The Latest: US says IS convoy still stranded in Syria
Posted September 4
BEIRUT — The Latest on the Syrian conflict (all times local):
The U.S.-led coalition says a convoy of hundreds of Islamic State militants and civilians is still stranded in government-held territory in Syria after it prevented them from being relocated from the Lebanon-Syria border under a deal with Hezbollah.
The coalition said Monday that it has it has passed a message to the Syrian government through Russia asking it to separate the fighters from civilians. It says it has not taken any action to prevent food and water from being brought to the evacuees.
Lt. Gen. Stephen Townsend says "the Syrian regime is letting women and children suffer in the desert. This situation is completely on them."
The IS fighters and their families evacuated a week ago under a deal with Hezbollah, which agreed to give them safe passage to far eastern Syria, near the Iraqi border, in exchange for the remains of Lebanese soldiers captured in 2014. The U.S.-led coalition and Iraq have condemned the deal, saying IS fighters should be killed on the battlefield.
The coalition has carried out airstrikes to prevent the convoy from reaching IS-held territory, but has not targeted the evacuees themselves.

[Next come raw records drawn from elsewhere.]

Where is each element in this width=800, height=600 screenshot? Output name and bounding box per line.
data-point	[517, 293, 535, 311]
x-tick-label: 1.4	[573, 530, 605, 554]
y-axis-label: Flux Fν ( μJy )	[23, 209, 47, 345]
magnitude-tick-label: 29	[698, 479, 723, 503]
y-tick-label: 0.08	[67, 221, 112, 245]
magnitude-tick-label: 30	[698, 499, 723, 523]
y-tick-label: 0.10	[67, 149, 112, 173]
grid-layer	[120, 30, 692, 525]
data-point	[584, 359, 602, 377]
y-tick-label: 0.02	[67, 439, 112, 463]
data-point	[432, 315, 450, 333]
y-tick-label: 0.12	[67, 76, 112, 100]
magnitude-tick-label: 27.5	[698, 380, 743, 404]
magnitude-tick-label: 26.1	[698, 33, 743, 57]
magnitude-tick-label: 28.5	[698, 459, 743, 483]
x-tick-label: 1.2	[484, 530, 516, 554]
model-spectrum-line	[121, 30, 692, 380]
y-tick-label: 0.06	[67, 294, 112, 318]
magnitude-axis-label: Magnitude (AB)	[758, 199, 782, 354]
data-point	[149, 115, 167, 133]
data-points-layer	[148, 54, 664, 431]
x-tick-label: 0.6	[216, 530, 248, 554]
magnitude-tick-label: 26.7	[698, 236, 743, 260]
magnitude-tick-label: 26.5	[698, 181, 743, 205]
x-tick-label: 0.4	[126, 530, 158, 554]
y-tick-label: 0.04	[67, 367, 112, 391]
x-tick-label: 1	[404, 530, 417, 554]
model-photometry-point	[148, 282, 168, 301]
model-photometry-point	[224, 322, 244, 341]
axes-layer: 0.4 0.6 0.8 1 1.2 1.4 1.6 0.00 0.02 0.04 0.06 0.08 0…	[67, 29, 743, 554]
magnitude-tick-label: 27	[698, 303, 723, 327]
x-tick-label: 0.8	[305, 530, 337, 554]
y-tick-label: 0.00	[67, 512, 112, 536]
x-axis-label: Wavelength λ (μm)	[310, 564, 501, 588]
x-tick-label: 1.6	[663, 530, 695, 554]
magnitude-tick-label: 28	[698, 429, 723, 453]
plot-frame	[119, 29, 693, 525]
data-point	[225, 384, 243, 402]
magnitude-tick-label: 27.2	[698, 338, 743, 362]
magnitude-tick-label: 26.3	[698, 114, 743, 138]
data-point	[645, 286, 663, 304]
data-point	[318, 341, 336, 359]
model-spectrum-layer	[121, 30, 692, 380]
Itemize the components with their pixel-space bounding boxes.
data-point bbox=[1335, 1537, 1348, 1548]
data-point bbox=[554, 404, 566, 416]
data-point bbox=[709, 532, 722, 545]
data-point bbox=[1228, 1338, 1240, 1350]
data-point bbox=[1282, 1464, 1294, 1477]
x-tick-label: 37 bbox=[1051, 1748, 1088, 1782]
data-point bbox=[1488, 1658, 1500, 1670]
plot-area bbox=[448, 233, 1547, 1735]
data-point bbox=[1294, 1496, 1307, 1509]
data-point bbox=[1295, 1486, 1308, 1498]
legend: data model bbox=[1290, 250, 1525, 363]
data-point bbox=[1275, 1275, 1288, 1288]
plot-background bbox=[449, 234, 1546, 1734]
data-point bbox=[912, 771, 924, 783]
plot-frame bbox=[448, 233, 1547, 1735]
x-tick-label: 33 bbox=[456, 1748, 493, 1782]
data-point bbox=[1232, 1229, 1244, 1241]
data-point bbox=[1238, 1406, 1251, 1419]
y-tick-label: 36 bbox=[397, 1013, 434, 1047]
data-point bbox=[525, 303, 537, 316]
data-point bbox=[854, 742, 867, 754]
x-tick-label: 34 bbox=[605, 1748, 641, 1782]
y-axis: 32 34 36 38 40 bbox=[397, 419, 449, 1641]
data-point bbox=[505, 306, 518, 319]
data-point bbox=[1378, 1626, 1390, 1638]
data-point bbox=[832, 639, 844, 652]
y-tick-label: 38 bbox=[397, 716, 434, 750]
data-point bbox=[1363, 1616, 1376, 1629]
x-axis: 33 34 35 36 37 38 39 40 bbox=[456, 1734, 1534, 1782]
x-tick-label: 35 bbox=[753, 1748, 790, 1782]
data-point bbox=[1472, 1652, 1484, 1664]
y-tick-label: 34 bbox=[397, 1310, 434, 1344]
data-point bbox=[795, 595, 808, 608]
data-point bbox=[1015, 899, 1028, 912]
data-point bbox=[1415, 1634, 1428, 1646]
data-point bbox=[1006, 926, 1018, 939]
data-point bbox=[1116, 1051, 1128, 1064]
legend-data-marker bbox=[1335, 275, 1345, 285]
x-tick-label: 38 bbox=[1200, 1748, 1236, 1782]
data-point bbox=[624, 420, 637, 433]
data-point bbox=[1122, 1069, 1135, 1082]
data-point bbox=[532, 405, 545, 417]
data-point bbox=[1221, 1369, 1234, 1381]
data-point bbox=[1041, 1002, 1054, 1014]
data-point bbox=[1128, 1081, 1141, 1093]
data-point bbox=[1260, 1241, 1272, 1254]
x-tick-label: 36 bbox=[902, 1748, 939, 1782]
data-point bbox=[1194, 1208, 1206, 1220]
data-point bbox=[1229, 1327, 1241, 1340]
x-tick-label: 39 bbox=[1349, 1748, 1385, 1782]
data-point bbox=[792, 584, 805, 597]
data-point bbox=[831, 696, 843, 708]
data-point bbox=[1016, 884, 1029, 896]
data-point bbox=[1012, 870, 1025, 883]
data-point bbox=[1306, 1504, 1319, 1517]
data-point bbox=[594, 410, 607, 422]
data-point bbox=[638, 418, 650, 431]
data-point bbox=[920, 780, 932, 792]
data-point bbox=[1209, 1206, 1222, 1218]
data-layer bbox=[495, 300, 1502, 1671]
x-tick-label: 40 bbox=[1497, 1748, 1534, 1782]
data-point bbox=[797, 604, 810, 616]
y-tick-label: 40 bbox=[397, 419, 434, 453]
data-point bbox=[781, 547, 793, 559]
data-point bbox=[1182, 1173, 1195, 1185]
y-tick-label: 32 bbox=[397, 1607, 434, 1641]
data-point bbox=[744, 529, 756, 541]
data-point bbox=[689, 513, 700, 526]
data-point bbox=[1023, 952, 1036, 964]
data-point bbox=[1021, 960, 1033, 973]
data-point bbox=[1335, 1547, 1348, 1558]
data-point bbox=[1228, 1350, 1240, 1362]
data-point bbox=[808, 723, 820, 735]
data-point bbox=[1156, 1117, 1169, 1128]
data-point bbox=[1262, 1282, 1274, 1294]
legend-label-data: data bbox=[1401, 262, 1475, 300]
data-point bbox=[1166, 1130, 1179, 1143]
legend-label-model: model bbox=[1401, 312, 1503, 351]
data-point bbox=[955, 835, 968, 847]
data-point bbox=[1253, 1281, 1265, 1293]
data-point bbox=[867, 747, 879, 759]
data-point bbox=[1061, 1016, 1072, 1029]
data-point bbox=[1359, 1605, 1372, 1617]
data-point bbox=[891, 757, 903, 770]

The U.S.-led coalition says allied Syrian fighters have successfully cleared a centuries-old mosque in Raqqa after seizing the Syrian city's ancient quarters from the Islamic State group.
A coalition statement issued Monday says the seizure of the Old City of Raqqa and especially the Great Mosque is a "milestone" in the battle to defeat IS. It said the force known as the Syrian Democratic Forces, or SDF, went to great lengths to limit damage to infrastructure, including the ancient mosque.
The Great Mosque is the oldest mosque in the city and has been under IS control since 2014, when the extremist group captured the city. IS later made Raqqa the de facto capital of its self-styled caliphate.
The SDF, aided by the U.S.-led coalition, launched their offensive to capture Raqqa on June 6, and have since taken more than half the city.
Syrian opposition activists and state media say government forces are close to breaking a nearly three-year siege imposed by the Islamic State group on parts of the eastern city of Deir el-Zour.
Syrian troops and allied militiamen have for months been advancing toward Deir el-Zour, the provincial capital of the oil-rich province of the same name. Government forces are besieged in a handful of neighborhoods as well as a nearby airport.
The Britain-based Syrian Observatory for Human Rights said Monday that the advancing forces are less than 10 kilometers (6 miles) from a besieged, government-held air base known as Brigade 137. If they reach the base, they will be able to lift the siege.
State news agency SANA is reporting the "collapse" of IS defenses in the area.